If these proposals were to go forward and approved, some of them would require Amazon to report on its policies to curb hate speech, promote racial and gender diversity in hiring, include more workforce representation on corporate boards, and the company’s surveillance technology, according to the Associated Press. But, if Amazon’s request is granted by the Securities and Exchange Commission (SEC), the shareholders’ proposals would not be voted on by shareholders later this year, according to The Seattle Times.

Last year, seven of the nine shareholder proposals brought forward were excluded by Amazon upon allowance from the SEC. The SEC has not said whether they have plans to grant Amazon’s wishes this time, the Associated Press reported.

The practice is fairly common for companies dealing with unsavory shareholder proposals, according to the Associated Press. (RELATED: Big Business Supports A $15 Minimum Wage For 1 Simple Reason)

The Nathan Cummings Foundation, a social-justice oriented Jewish organization, brought forth the shareholder proposal last month, saying Amazon should provide a report on the company’s “efforts to address hate speech and the sale or promotion of offensive products throughout its businesses,” the Associated Press reported.

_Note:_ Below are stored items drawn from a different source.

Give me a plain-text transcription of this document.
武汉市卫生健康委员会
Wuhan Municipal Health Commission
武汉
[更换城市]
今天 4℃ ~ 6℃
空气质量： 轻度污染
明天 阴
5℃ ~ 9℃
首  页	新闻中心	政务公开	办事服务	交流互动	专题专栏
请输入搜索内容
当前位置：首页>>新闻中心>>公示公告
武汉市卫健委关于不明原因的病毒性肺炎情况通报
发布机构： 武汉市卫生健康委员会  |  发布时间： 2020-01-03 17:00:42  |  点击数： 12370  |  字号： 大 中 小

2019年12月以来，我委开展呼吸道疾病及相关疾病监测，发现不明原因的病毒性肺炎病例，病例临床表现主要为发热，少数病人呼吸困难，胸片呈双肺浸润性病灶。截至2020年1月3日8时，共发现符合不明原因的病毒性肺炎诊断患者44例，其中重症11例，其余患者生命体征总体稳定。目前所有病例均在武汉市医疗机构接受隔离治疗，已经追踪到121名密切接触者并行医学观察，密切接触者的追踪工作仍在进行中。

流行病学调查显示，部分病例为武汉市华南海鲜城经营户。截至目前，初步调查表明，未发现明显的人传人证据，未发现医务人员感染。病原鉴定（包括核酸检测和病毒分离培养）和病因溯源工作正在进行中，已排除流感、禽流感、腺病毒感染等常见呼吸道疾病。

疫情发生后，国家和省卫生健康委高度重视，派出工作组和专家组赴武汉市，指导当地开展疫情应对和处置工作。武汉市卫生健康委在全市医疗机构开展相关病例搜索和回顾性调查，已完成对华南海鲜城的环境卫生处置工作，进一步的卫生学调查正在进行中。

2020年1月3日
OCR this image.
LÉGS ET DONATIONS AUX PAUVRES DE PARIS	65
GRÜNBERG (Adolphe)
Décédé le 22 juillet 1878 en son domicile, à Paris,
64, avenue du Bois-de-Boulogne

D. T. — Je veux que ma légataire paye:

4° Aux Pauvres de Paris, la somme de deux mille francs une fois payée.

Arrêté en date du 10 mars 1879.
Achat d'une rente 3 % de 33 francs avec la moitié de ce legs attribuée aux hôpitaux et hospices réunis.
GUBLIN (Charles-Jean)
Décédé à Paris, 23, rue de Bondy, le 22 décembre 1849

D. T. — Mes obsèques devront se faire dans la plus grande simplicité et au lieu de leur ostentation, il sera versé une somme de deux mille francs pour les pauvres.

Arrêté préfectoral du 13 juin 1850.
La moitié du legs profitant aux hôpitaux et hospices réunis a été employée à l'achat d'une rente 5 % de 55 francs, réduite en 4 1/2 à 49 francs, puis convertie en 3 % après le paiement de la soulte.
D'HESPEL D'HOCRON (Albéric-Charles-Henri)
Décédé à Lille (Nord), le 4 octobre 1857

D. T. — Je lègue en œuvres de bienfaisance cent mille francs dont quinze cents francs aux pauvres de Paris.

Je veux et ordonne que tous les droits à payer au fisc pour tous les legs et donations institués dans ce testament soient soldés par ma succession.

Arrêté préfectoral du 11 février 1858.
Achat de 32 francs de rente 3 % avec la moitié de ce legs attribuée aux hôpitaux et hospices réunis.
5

The foundation claims that “Amazon’s algorithm for product searches proactively directs customers who search for white supremacist content to additional extremist content” when searching for books, music, videos and DVDs, according to the Associated Press.

Amazon may face criticism either way the SEC rules, given it will have shareholders vote on what some believe to be censorship, or prevent the proposal’s proponents from checking the company’s practices, according to the Associated Press.

Amazon released new guidelines for books and similar materials sold on the online retailer in order to ban “offensive content” Tuesday, the Associated Press reported.